Again, I have seen this firsthand in several institutions. I worked with an institution who piloted an analytics project with Human Resource professionals and data scientists using new techniques to predict employee turnover using internal data. It was deemed to be very successful, not necessarily because it led to accurate predictions but because it highlighted the shortcoming of only using internal data to predict an activity that is affected by external forces. The project highlighted for senior leaders that such predictions were more closely related to local employment options than on personal characteristics of staff. Luckily, the participants understood how to go about finding external data because of the availability of data librarians and other information professionals who are trained to find, evaluate, and acquire external data. I have spent most of my career in a research function, which always requires external data sources to answer questions about the outside world, so this notion is second nature to me. But that is not the case for many departments in a large organization. There needs to be a better understanding across other business lines of the benefits to hiring and working with data professionals like data librarians as external data are required by more projects and processes.
Conclusion
I know that the data world is changing faster than ever before as new sources and uses for data are posited every day.
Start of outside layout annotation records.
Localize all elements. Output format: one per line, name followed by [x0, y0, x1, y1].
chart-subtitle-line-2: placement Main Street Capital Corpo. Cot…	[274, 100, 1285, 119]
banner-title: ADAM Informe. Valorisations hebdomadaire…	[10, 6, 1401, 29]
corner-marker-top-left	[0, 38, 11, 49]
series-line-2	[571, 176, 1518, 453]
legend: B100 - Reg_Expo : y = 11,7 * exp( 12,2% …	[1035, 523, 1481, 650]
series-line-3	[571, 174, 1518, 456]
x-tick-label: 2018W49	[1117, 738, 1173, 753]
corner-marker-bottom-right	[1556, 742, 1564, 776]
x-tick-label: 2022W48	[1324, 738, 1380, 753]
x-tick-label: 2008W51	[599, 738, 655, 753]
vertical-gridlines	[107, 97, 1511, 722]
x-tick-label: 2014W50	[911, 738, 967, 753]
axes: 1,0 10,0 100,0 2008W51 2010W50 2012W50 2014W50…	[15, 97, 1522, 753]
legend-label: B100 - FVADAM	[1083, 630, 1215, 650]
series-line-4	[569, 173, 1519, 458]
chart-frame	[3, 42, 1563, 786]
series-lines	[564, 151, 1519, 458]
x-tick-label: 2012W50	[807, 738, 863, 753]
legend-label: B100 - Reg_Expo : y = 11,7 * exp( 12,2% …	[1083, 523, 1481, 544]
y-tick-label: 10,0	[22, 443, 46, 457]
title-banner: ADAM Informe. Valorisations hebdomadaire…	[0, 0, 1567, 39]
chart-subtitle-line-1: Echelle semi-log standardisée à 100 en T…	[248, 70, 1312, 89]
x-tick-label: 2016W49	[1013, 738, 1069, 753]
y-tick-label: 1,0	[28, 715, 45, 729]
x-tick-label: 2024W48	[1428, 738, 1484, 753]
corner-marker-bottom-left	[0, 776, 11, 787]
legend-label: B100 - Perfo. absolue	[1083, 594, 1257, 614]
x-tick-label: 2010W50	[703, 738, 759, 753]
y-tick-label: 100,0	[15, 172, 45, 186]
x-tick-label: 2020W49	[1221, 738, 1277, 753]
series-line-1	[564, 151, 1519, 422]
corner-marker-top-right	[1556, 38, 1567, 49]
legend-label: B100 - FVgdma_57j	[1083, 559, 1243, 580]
I want to make sure that in the enthusiasm for new and exciting analytical approaches that the basic issues around the data that they use are not overlooked. There are lessons to be learned from a variety of industries as digitization and the resulting data becomes not just the norm but an opportunity for growth. I certainly would not want to impede that development but I will continue to focus on making sure that people don’t forget some of the first order data considerations that can be overlooked as the speed of data changes accelerates. Machine learning and artificial intelligence might be the new thing to change the world, but business will always need people who are happy to pay attention to the underlying data issues so that the new kid on the block can deliver.